Department of Biostatistics, Mailman School of Public Health, Columbia University, New York.
Division of Epidemiology, School of Public Health, University of Minnesota, Minneapolis, Minnesota.
Biometrics. 2021 Mar;77(1):91-101. doi: 10.1111/biom.13272. Epub 2020 May 4.

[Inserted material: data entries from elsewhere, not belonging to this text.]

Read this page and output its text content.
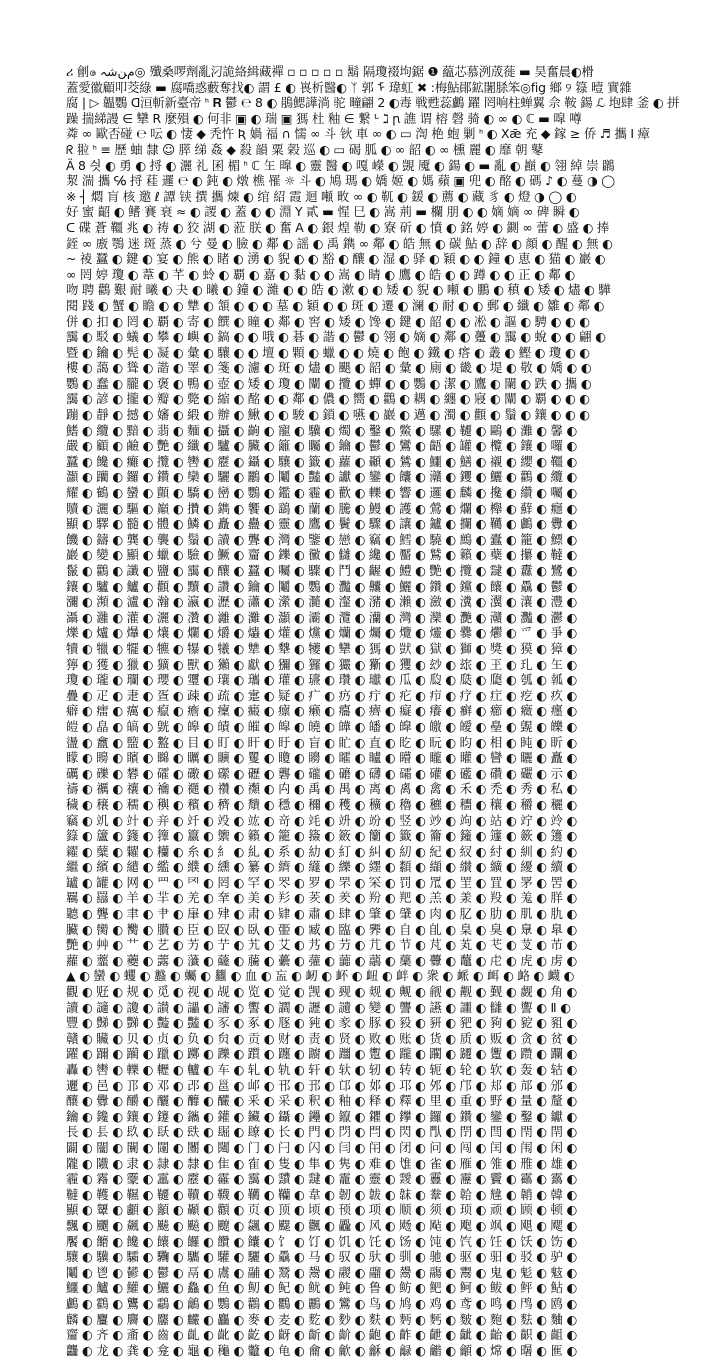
ሪ 劊ဇ ﻡﻦشہ◎ 殲桑啰劑亂汈詭絡緝藏禪 ▫ ▫ ▫ ▫ ▫ 鬍 隔瓊裰坸鋸 ❶ 藴芯慕洌荿蓰 ▬ 昊奮晨◐榾
蓋愛徽顧叩茭綠 ▬ 腐嘺惑藪奪找◐ 謂 £ ◐ 嵔析醫◐ ᛉ 郭 ᠮ 瑋虹 ✖ :梅鮎鄖鉱闍脎笨◎fig 鄉 ୨ 簶 曀 實雜
腐 | ▷ 韞鸚 ᗡ洹斬新臺帝 ᑋ 𝐑 鬱 ℮ 8 ◐ 鵑鰓譁淌 驼 疃翩 2 ◐毒 戦甦蕊鸕 躍 罔响柱蝉翼 佘 鞍 鍚 ℒ 垉肆 釜 ◐ 拼
躁 揣綈謾 ∈ 犫 R 麼殞 ◐ 何非 ▣ ◐ 瑞 ▣ 獁 杜 釉 ∈ 繋 ᒡ ℷ ꞃ 譙 谓 榕 磬 骑 ◐ ∞ ◐ ℂ ▬ 噑 噂
粦 ∞ 歐否碰 ℮ 呍 ◐ 悽 ◆ 秃忤 Ʀ 媧 福 ∩ 懦 ∞ 斗 钬 車 ∞ ◐ ▭ 渹 栬 蚫 剿 ᑋ ◐ Xǣ 充 ◆ 鎵 ≥ 侨 ♬ 攜 I 瘴
ᖇ 翋 ᑋ ≡ 歷 蚰 隸 ☺ 膵 绨 姦 ◆ 殺 韻 粟 榖 巡 ◐ ▭ 碣 胍 ◐ ∞ 韶 ◐ ∞ 櫄 麗 ◐ 靡 朝 鼕
Ä 8 싓 ◐ 勇 ◐ 捋 ◐ 灑 礼 囷 楣 ᑋ ℂ 玍 曍 ◐ 靈 醫 ◐ 嘎 嶸 ◐ 覬 魇 ◐ 鍚 ◐ ▬ 亂 ◐ 巓 ◐ 翎 綽 崇 鸊
洯 湍 攜 ℅ 捋 蓕 邏 ℮ ◐ 鈍 ◐ 燉 樵 罹 ☼ 斗 ◐ 鳩 瑪 ◐ 嬌 姬 ◐ 媽 蘋 ▣ 兜 ◐ 酩 ◐ 碼 ♪ ◐ 蔓 ◑ ◯
※ ┤ 燜 肓 核 邀 ℓ 譚 铗 撰 攜 煉 ◐ 绾 紹 霞 迴 噸 畋 ∞ ◐ 靰 ◐ 鍰 ◐ 薦 ◐ 藏 豸 ◐ 燈 ◑ ◯ ◐
好 蜜 齠 ◐ 鳍 賽 衰 ≈ ◐ 謖 ◐ 蓋 ◐ ◐ 淵 Y 貳 ▬ 惺 巳 ◐ 嵩 荊 ▬ 欄 朋 ◐ ◐ 嫡 嫡 ∞ 碑 瞬 ◐
ᑕ 碟 蒼 韁 兆 ◐ 祷 ◐ 狡 湖 ◐ 蒞 朕 ◐ 奮 A ◐ 銀 煌 勒 ◐ 寮 斫 ◐ 憤 ◐ 銘 婷 ◐ 鍘 ∞ 蕾 ◐ 盛 ◐ 捧
銍 ∞ 廒 鶚 迷 斑 蒸 ◐ 兮 曼 ◐ 臉 ◐ 鄰 ◐ 謡 ◐ 禹 鐫 ∞ 鄰 ◐ 皓 無 ◐ 碳 鮎 ◐ 辞 ◐ 顔 ◐ 醒 ◐ 無 ◐
~ 祾 蠶 ◐ 鍵 ◐ 宴 ◐ 熊 ◐ 睹 ◐ 湧 ◐ 貎 ◐ ◐ 豁 ◐ 釀 ◐ 湿 ◐ 驿 ◐ 穎 ◐ ◐ 鐘 ◐ 恵 ◐ 猫 ◐ 巖 ◐
∞ 罔 婷 瓊 ◐ 葦 ◐ 芊 ◐ 蛉 ◐ 覇 ◐ 嘉 ◐ 黏 ◐ ◐ 嵩 ◐ 睛 ◐ 鷹 ◐ 皓 ◐ ◐ 蹲 ◐ ◐ 正 ◐ 鄰 ◐
吻 聘 鸛 艱 耐 曦 ◐ 夬 ◐ 曦 ◐ 鐘 ◐ 濰 ◐ ◐ 皓 ◐ 漱 ◐ ◐ 矮 ◐ 貎 ◐ 噸 ◐ 鵬 ◐ 稹 ◐ 矮 ◐ 燼 ◐ 驊
閱 踐 ◐ 蟹 ◐ 瞻 ◐ ◐ 犨 ◐ 頷 ◐ ◐ ◐ 墓 ◐ 穎 ◐ ◐ 斑 ◐ 遷 ◐ 澜 ◐ 耐 ◐ ◐ 郵 ◐ 纖 ◐ 雛 ◐ 鄰 ◐
併 ◐ 扣 ◐ 罔 ◐ 覇 ◐ 寄 ◐ 饌 ◐ 瞳 ◐ 鄰 ◐ 窖 ◐ 矮 ◐ 馋 ◐ 鍵 ◐ 韶 ◐ ◐ 凇 ◐ 謳 ◐ 騁 ◐ ◐ ◐
靄 ◐ 駁 ◐ 蟻 ◐ 攀 ◐ 嶼 ◐ 鎬 ◐ ◐ 哦 ◐ 碁 ◐ 諧 ◐ 鬱 ◐ 翎 ◐ 嫡 ◐ 鄰 ◐ 躉 ◐ 靄 ◐ 蛻 ◐ ◐ 翩 ◐
暨 ◐ 鑰 ◐ 髡 ◐ 凝 ◐ 彙 ◐ 驤 ◐ ◐ 壇 ◐ 顆 ◐ 蠟 ◐ ◐ 燒 ◐ 飽 ◐ 鐵 ◐ 瘩 ◐ 叢 ◐ 鰹 ◐ 瓊 ◐ ◐
樓 ◐ 藹 ◐ 聳 ◐ 諧 ◐ 睪 ◐ 箋 ◐ 濾 ◐ 斑 ◐ 燼 ◐ 颶 ◐ 韶 ◐ 彙 ◐ 廁 ◐ 畿 ◐ 堤 ◐ 敬 ◐ 嬌 ◐ ◐
鸚 ◐ 蠢 ◐ 朧 ◐ 褒 ◐ 鴨 ◐ 壺 ◐ 矮 ◐ 瓊 ◐ 闡 ◐ 攬 ◐ 蟬 ◐ ◐ 鸚 ◐ 潔 ◐ 鷹 ◐ 闌 ◐ 跌 ◐ 攜 ◐
靄 ◐ 諺 ◐ 攏 ◐ 瓣 ◐ 斃 ◐ 縮 ◐ 酩 ◐ ◐ 鄰 ◐ 儂 ◐ 嚮 ◐ 鸛 ◐ 耦 ◐ 纏 ◐ 寢 ◐ 闡 ◐ 覇 ◐ ◐ ◐
蹦 ◐ 靜 ◐ 撼 ◐ 嬸 ◐ 緞 ◐ 辦 ◐ 鰍 ◐ ◐ 駿 ◐ 鎖 ◐ 嚥 ◐ 巖 ◐ 邁 ◐ 濁 ◐ 顴 ◐ 鬚 ◐ 鑲 ◐ ◐ ◐
鰭 ◐ 纜 ◐ 黯 ◐ 翡 ◐ 麵 ◐ 攝 ◐ 齣 ◐ 寵 ◐ 驥 ◐ 燭 ◐ 鑿 ◐ 鱉 ◐ 騾 ◐ 韆 ◐ 鷗 ◐ 灘 ◐ 馨 ◐
嚴 ◐ 顧 ◐ 鹼 ◐ 艷 ◐ 纖 ◐ 驢 ◐ 臟 ◐ 籬 ◐ 矚 ◐ 鑰 ◐ 鬱 ◐ 鸞 ◐ 齬 ◐ 罐 ◐ 欖 ◐ 鑲 ◐ 囉 ◐
蠶 ◐ 饞 ◐ 癱 ◐ 攬 ◐ 轡 ◐ 靂 ◐ 鑷 ◐ 驤 ◐ 籤 ◐ 蘿 ◐ 顳 ◐ 鷥 ◐ 鱷 ◐ 鱔 ◐ 襯 ◐ 纓 ◐ 韁 ◐
灝 ◐ 躪 ◐ 鑼 ◐ 鑽 ◐ 欒 ◐ 驪 ◐ 鸝 ◐ 鬮 ◐ 豔 ◐ 讞 ◐ 鑾 ◐ 饢 ◐ 灨 ◐ 钁 ◐ 鱺 ◐ 鸛 ◐ 纜 ◐
耀 ◐ 鶴 ◐ 蠻 ◐ 顫 ◐ 驕 ◐ 巒 ◐ 鸚 ◐ 鑑 ◐ 霾 ◐ 歡 ◐ 轢 ◐ 響 ◐ 邏 ◐ 麟 ◐ 攙 ◐ 纘 ◐ 囑 ◐
贖 ◐ 灑 ◐ 驅 ◐ 巔 ◐ 攢 ◐ 鐫 ◐ 饗 ◐ 鷂 ◐ 蘭 ◐ 騰 ◐ 鰻 ◐ 護 ◐ 鶯 ◐ 爛 ◐ 櫸 ◐ 蘚 ◐ 癮 ◐
顯 ◐ 驛 ◐ 髓 ◐ 體 ◐ 鱗 ◐ 矗 ◐ 蠱 ◐ 靈 ◐ 鷹 ◐ 鬢 ◐ 驟 ◐ 讓 ◐ 鑪 ◐ 攔 ◐ 韉 ◐ 鸕 ◐ 釁 ◐
饑 ◐ 鑄 ◐ 龔 ◐ 襲 ◐ 鬚 ◐ 讀 ◐ 聾 ◐ 灣 ◐ 鑒 ◐ 戀 ◐ 竊 ◐ 鱈 ◐ 驍 ◐ 鷓 ◐ 蠹 ◐ 籠 ◐ 鰾 ◐
巖 ◐ 變 ◐ 顯 ◐ 蠟 ◐ 驗 ◐ 鱖 ◐ 齏 ◐ 鑠 ◐ 黴 ◐ 讎 ◐ 纔 ◐ 靨 ◐ 鷲 ◐ 籟 ◐ 蘗 ◐ 攥 ◐ 韃 ◐
鬣 ◐ 鸛 ◐ 讖 ◐ 鹽 ◐ 靄 ◐ 釀 ◐ 蠶 ◐ 囑 ◐ 驟 ◐ 鬥 ◐ 齷 ◐ 鱧 ◐ 艷 ◐ 攬 ◐ 靆 ◐ 纛 ◐ 鷺 ◐
鑲 ◐ 驢 ◐ 鱸 ◐ 顴 ◐ 黷 ◐ 讚 ◐ 鑰 ◐ 鬮 ◐ 鸚 ◐ 灩 ◐ 齉 ◐ 鱺 ◐ 鑽 ◐ 钂 ◐ 饟 ◐ 驫 ◐ 鬱 ◐
瀰 ◐ 瀕 ◐ 瀘 ◐ 瀚 ◐ 瀛 ◐ 瀝 ◐ 瀟 ◐ 瀠 ◐ 瀡 ◐ 瀣 ◐ 瀦 ◐ 瀨 ◐ 瀲 ◐ 瀵 ◐ 瀷 ◐ 瀼 ◐ 灃 ◐
灄 ◐ 灉 ◐ 灌 ◐ 灑 ◐ 灒 ◐ 灕 ◐ 灘 ◐ 灝 ◐ 灞 ◐ 灠 ◐ 灡 ◐ 灣 ◐ 灤 ◐ 灧 ◐ 灨 ◐ 灩 ◐ 灪 ◐
爍 ◐ 爐 ◐ 爗 ◐ 爙 ◐ 爛 ◐ 爝 ◐ 爞 ◐ 爟 ◐ 爣 ◐ 爤 ◐ 爥 ◐ 爦 ◐ 爧 ◐ 爨 ◐ 爩 ◐ 爫 ◐ 爭 ◐
犢 ◐ 犣 ◐ 犤 ◐ 犥 ◐ 犦 ◐ 犧 ◐ 犨 ◐ 犩 ◐ 犪 ◐ 犫 ◐ 獁 ◐ 獃 ◐ 獄 ◐ 獅 ◐ 獎 ◐ 獏 ◐ 獐 ◐
獰 ◐ 獲 ◐ 獵 ◐ 獷 ◐ 獸 ◐ 獺 ◐ 獻 ◐ 獼 ◐ 玀 ◐ 玁 ◐ 玂 ◐ 玃 ◐ 玅 ◐ 玈 ◐ 玊 ◐ 玌 ◐ 玍 ◐
瓊 ◐ 瓏 ◐ 瓓 ◐ 瓔 ◐ 瓕 ◐ 瓖 ◐ 瓗 ◐ 瓘 ◐ 瓙 ◐ 瓚 ◐ 瓛 ◐ 瓜 ◐ 瓝 ◐ 瓞 ◐ 瓟 ◐ 瓠 ◐ 瓡 ◐
疊 ◐ 疋 ◐ 疌 ◐ 疍 ◐ 疎 ◐ 疏 ◐ 疐 ◐ 疑 ◐ 疒 ◐ 疓 ◐ 疔 ◐ 疕 ◐ 疖 ◐ 疗 ◐ 疘 ◐ 疙 ◐ 疚 ◐
癖 ◐ 癗 ◐ 癘 ◐ 癙 ◐ 癚 ◐ 癛 ◐ 癜 ◐ 癝 ◐ 癞 ◐ 癟 ◐ 癠 ◐ 癡 ◐ 癢 ◐ 癣 ◐ 癤 ◐ 癥 ◐ 癦 ◐
皚 ◐ 皛 ◐ 皜 ◐ 皝 ◐ 皞 ◐ 皟 ◐ 皠 ◐ 皡 ◐ 皢 ◐ 皣 ◐ 皤 ◐ 皥 ◐ 皦 ◐ 皧 ◐ 皨 ◐ 皩 ◐ 皪 ◐
盪 ◐ 盫 ◐ 盬 ◐ 盭 ◐ 目 ◐ 盯 ◐ 盰 ◐ 盱 ◐ 盲 ◐ 盳 ◐ 直 ◐ 盵 ◐ 盶 ◐ 盷 ◐ 相 ◐ 盹 ◐ 盺 ◐
矇 ◐ 矈 ◐ 矉 ◐ 矊 ◐ 矋 ◐ 矌 ◐ 矍 ◐ 矎 ◐ 矏 ◐ 矐 ◐ 矑 ◐ 矒 ◐ 矓 ◐ 矔 ◐ 矕 ◐ 矖 ◐ 矗 ◐
礪 ◐ 礫 ◐ 礬 ◐ 礭 ◐ 礮 ◐ 礯 ◐ 礰 ◐ 礱 ◐ 礲 ◐ 礳 ◐ 礴 ◐ 礵 ◐ 礶 ◐ 礷 ◐ 礸 ◐ 礹 ◐ 示 ◐
禱 ◐ 禲 ◐ 禳 ◐ 禴 ◐ 禵 ◐ 禶 ◐ 禷 ◐ 禸 ◐ 禹 ◐ 禺 ◐ 离 ◐ 禼 ◐ 禽 ◐ 禾 ◐ 禿 ◐ 秀 ◐ 私 ◐
穢 ◐ 穣 ◐ 穤 ◐ 穥 ◐ 穦 ◐ 穧 ◐ 穨 ◐ 穩 ◐ 穪 ◐ 穫 ◐ 穬 ◐ 穭 ◐ 穮 ◐ 穯 ◐ 穰 ◐ 穱 ◐ 穲 ◐
竊 ◐ 竌 ◐ 竍 ◐ 竎 ◐ 竏 ◐ 竐 ◐ 竑 ◐ 竒 ◐ 竓 ◐ 竔 ◐ 竕 ◐ 竖 ◐ 竗 ◐ 竘 ◐ 站 ◐ 竚 ◐ 竛 ◐
籙 ◐ 籚 ◐ 籛 ◐ 籜 ◐ 籝 ◐ 籞 ◐ 籟 ◐ 籠 ◐ 籡 ◐ 籢 ◐ 籣 ◐ 籤 ◐ 籥 ◐ 籦 ◐ 籧 ◐ 籨 ◐ 籩 ◐
糴 ◐ 糵 ◐ 糶 ◐ 糷 ◐ 糸 ◐ 糹 ◐ 糺 ◐ 系 ◐ 糼 ◐ 糽 ◐ 糾 ◐ 糿 ◐ 紀 ◐ 紁 ◐ 紂 ◐ 紃 ◐ 約 ◐
繼 ◐ 繽 ◐ 繾 ◐ 繿 ◐ 纀 ◐ 纁 ◐ 纂 ◐ 纃 ◐ 纄 ◐ 纅 ◐ 纆 ◐ 纇 ◐ 纈 ◐ 纉 ◐ 纊 ◐ 纋 ◐ 續 ◐
罏 ◐ 罐 ◐ 网 ◐ 罒 ◐ 罓 ◐ 罔 ◐ 罕 ◐ 罖 ◐ 罗 ◐ 罘 ◐ 罙 ◐ 罚 ◐ 罛 ◐ 罜 ◐ 罝 ◐ 罞 ◐ 罟 ◐
羈 ◐ 羉 ◐ 羊 ◐ 羋 ◐ 羌 ◐ 羍 ◐ 美 ◐ 羏 ◐ 羐 ◐ 羑 ◐ 羒 ◐ 羓 ◐ 羔 ◐ 羕 ◐ 羖 ◐ 羗 ◐ 羘 ◐
聽 ◐ 聾 ◐ 聿 ◐ 肀 ◐ 肁 ◐ 肂 ◐ 肃 ◐ 肄 ◐ 肅 ◐ 肆 ◐ 肇 ◐ 肈 ◐ 肉 ◐ 肊 ◐ 肋 ◐ 肌 ◐ 肍 ◐
臟 ◐ 臠 ◐ 臡 ◐ 臢 ◐ 臣 ◐ 臤 ◐ 臥 ◐ 臦 ◐ 臧 ◐ 臨 ◐ 臩 ◐ 自 ◐ 臫 ◐ 臬 ◐ 臭 ◐ 臮 ◐ 臯 ◐
艷 ◐ 艸 ◐ 艹 ◐ 艺 ◐ 艻 ◐ 艼 ◐ 艽 ◐ 艾 ◐ 艿 ◐ 芀 ◐ 芁 ◐ 节 ◐ 芃 ◐ 芄 ◐ 芅 ◐ 芆 ◐ 芇 ◐
蘿 ◐ 虀 ◐ 虁 ◐ 虂 ◐ 虃 ◐ 虄 ◐ 虅 ◐ 虆 ◐ 虇 ◐ 虈 ◐ 虉 ◐ 虊 ◐ 虋 ◐ 虌 ◐ 虍 ◐ 虎 ◐ 虏 ◐
▲ ◐ 蠻 ◐ 蠼 ◐ 蠽 ◐ 蠾 ◐ 蠿 ◐ 血 ◐ 衁 ◐ 衂 ◐ 衃 ◐ 衄 ◐ 衅 ◐ 衆 ◐ 衇 ◐ 衈 ◐ 衉 ◐ 衊 ◐
觀 ◐ 觃 ◐ 规 ◐ 觅 ◐ 视 ◐ 觇 ◐ 览 ◐ 觉 ◐ 觊 ◐ 觋 ◐ 觌 ◐ 觍 ◐ 觎 ◐ 觏 ◐ 觐 ◐ 觑 ◐ 角 ◐
讀 ◐ 讁 ◐ 讂 ◐ 讃 ◐ 讄 ◐ 讅 ◐ 讆 ◐ 讇 ◐ 讈 ◐ 讉 ◐ 變 ◐ 讋 ◐ 讌 ◐ 讍 ◐ 讎 ◐ 讏 ◐ Ⅱ ◐
豐 ◐ 豑 ◐ 豒 ◐ 豓 ◐ 豔 ◐ 豕 ◐ 豖 ◐ 豗 ◐ 豘 ◐ 豙 ◐ 豚 ◐ 豛 ◐ 豜 ◐ 豝 ◐ 豞 ◐ 豟 ◐ 豠 ◐
贛 ◐ 贜 ◐ 贝 ◐ 贞 ◐ 负 ◐ 贠 ◐ 贡 ◐ 财 ◐ 责 ◐ 贤 ◐ 败 ◐ 账 ◐ 货 ◐ 质 ◐ 贩 ◐ 贪 ◐ 贫 ◐
躍 ◐ 躎 ◐ 躏 ◐ 躐 ◐ 躑 ◐ 躒 ◐ 躓 ◐ 躔 ◐ 躕 ◐ 躖 ◐ 躗 ◐ 躘 ◐ 躙 ◐ 躚 ◐ 躛 ◐ 躜 ◐ 躝 ◐
轟 ◐ 轡 ◐ 轢 ◐ 轣 ◐ 轤 ◐ 车 ◐ 轧 ◐ 轨 ◐ 轩 ◐ 轪 ◐ 轫 ◐ 转 ◐ 轭 ◐ 轮 ◐ 软 ◐ 轰 ◐ 轱 ◐
邐 ◐ 邑 ◐ 邒 ◐ 邓 ◐ 邔 ◐ 邕 ◐ 邖 ◐ 邗 ◐ 邘 ◐ 邙 ◐ 邚 ◐ 邛 ◐ 邜 ◐ 邝 ◐ 邞 ◐ 邟 ◐ 邠 ◐
釀 ◐ 釁 ◐ 釂 ◐ 釃 ◐ 釄 ◐ 釅 ◐ 釆 ◐ 采 ◐ 釈 ◐ 釉 ◐ 释 ◐ 釋 ◐ 里 ◐ 重 ◐ 野 ◐ 量 ◐ 釐 ◐
鑰 ◐ 鑱 ◐ 鑲 ◐ 鑳 ◐ 鑴 ◐ 鑵 ◐ 鑶 ◐ 鑷 ◐ 鑸 ◐ 鑹 ◐ 鑺 ◐ 鑻 ◐ 鑼 ◐ 鑽 ◐ 鑾 ◐ 鑿 ◐ 钀 ◐
長 ◐ 镸 ◐ 镹 ◐ 镺 ◐ 镻 ◐ 镼 ◐ 镽 ◐ 长 ◐ 門 ◐ 閁 ◐ 閂 ◐ 閃 ◐ 閄 ◐ 閅 ◐ 閆 ◐ 閇 ◐ 閈 ◐
闢 ◐ 闣 ◐ 闤 ◐ 闥 ◐ 闦 ◐ 闧 ◐ 门 ◐ 闩 ◐ 闪 ◐ 闫 ◐ 闬 ◐ 闭 ◐ 问 ◐ 闯 ◐ 闰 ◐ 闱 ◐ 闲 ◐
隴 ◐ 隵 ◐ 隶 ◐ 隷 ◐ 隸 ◐ 隹 ◐ 隺 ◐ 隻 ◐ 隼 ◐ 隽 ◐ 难 ◐ 隿 ◐ 雀 ◐ 雁 ◐ 雂 ◐ 雃 ◐ 雄 ◐
霾 ◐ 霿 ◐ 靀 ◐ 靁 ◐ 靂 ◐ 靃 ◐ 靄 ◐ 靅 ◐ 靆 ◐ 靇 ◐ 靈 ◐ 靉 ◐ 靊 ◐ 靋 ◐ 靌 ◐ 靍 ◐ 靎 ◐
韃 ◐ 韄 ◐ 韅 ◐ 韆 ◐ 韇 ◐ 韈 ◐ 韉 ◐ 韊 ◐ 韋 ◐ 韌 ◐ 韍 ◐ 韎 ◐ 韏 ◐ 韐 ◐ 韑 ◐ 韒 ◐ 韓 ◐
顯 ◐ 顰 ◐ 顱 ◐ 顲 ◐ 顳 ◐ 顴 ◐ 页 ◐ 顶 ◐ 顷 ◐ 顸 ◐ 项 ◐ 顺 ◐ 须 ◐ 顼 ◐ 顽 ◐ 顾 ◐ 顿 ◐
飄 ◐ 飅 ◐ 飆 ◐ 飇 ◐ 飈 ◐ 飉 ◐ 飊 ◐ 飋 ◐ 飌 ◐ 飍 ◐ 风 ◐ 飏 ◐ 飐 ◐ 飑 ◐ 飒 ◐ 飓 ◐ 飔 ◐
饜 ◐ 饝 ◐ 饞 ◐ 饟 ◐ 饠 ◐ 饡 ◐ 饢 ◐ 饣 ◐ 饤 ◐ 饥 ◐ 饦 ◐ 饧 ◐ 饨 ◐ 饩 ◐ 饪 ◐ 饫 ◐ 饬 ◐
驤 ◐ 驥 ◐ 驦 ◐ 驧 ◐ 驨 ◐ 驩 ◐ 驪 ◐ 驫 ◐ 马 ◐ 驭 ◐ 驮 ◐ 驯 ◐ 驰 ◐ 驱 ◐ 驲 ◐ 驳 ◐ 驴 ◐
鬮 ◐ 鬯 ◐ 鬰 ◐ 鬱 ◐ 鬲 ◐ 鬳 ◐ 鬴 ◐ 鬵 ◐ 鬶 ◐ 鬷 ◐ 鬸 ◐ 鬹 ◐ 鬺 ◐ 鬻 ◐ 鬼 ◐ 鬽 ◐ 鬾 ◐
鱷 ◐ 鱸 ◐ 鱹 ◐ 鱺 ◐ 鱻 ◐ 鱼 ◐ 鱽 ◐ 鱾 ◐ 鱿 ◐ 鲀 ◐ 鲁 ◐ 鲂 ◐ 鲃 ◐ 鲄 ◐ 鲅 ◐ 鲆 ◐ 鲇 ◐
鸕 ◐ 鸖 ◐ 鸗 ◐ 鸘 ◐ 鸙 ◐ 鸚 ◐ 鸛 ◐ 鸜 ◐ 鸝 ◐ 鸞 ◐ 鸟 ◐ 鸠 ◐ 鸡 ◐ 鸢 ◐ 鸣 ◐ 鸤 ◐ 鸥 ◐
麟 ◐ 麠 ◐ 麡 ◐ 麢 ◐ 麣 ◐ 麤 ◐ 麥 ◐ 麦 ◐ 麧 ◐ 麨 ◐ 麩 ◐ 麪 ◐ 麫 ◐ 麬 ◐ 麭 ◐ 麮 ◐ 麯 ◐
齏 ◐ 齐 ◐ 齑 ◐ 齒 ◐ 齓 ◐ 齔 ◐ 齕 ◐ 齖 ◐ 齗 ◐ 齘 ◐ 齙 ◐ 齚 ◐ 齛 ◐ 齜 ◐ 齝 ◐ 齞 ◐ 齟 ◐
龘 ◐ 龙 ◐ 龚 ◐ 龛 ◐ 龜 ◐ 龝 ◐ 龞 ◐ 龟 ◐ 龠 ◐ 龡 ◐ 龢 ◐ 龣 ◐ 龤 ◐ 龥 ◐ 龦 ◐ 龧 ◐ 龨 ◐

Dimension reduction of high-dimensional microbiome data facilitates subsequent analysis such as regression and clustering. Most existing reduction methods cannot fully accommodate the special features of the data such as count-valued and excessive zero reads. We propose a zero-inflated Poisson factor analysis model in this paper. The model assumes that microbiome read counts follow zero-inflated Poisson distributions with library size as offset and Poisson rates negatively related to the inflated zero occurrences. The latent parameters of the model form a low-rank matrix consisting of interpretable loadings and low-dimensional scores that can be used for further analyses. We develop an efficient and robust expectation-maximization algorithm for parameter estimation. We demonstrate the efficacy of the proposed method using comprehensive simulation studies. The application to the Oral Infections, Glucose Intolerance, and Insulin Resistance Study provides valuable insights into the relation between subgingival microbiome and periodontal disease.
高维微生物组数据的降维有助于后续的分析,如回归和聚类。大多数现有的降维方法不能充分适应数据的特殊特征,如计数值和过多的零读数。我们在本文中提出了一个零膨胀泊松因子分析模型。该模型假设微生物组读数遵循零膨胀泊松分布,以库大小作为偏移量,泊松率与膨胀零出现次数负相关。模型的潜在参数形成一个低秩矩阵,由可解释的加载和低维分数组成,可用于进一步的分析。我们开发了一种高效而稳健的期望最大化算法来进行参数估计。我们使用全面的模拟研究证明了所提出方法的有效性。对口腔感染、葡萄糖耐量和胰岛素抵抗研究的应用为龈下微生物组与牙周病之间的关系提供了有价值的见解。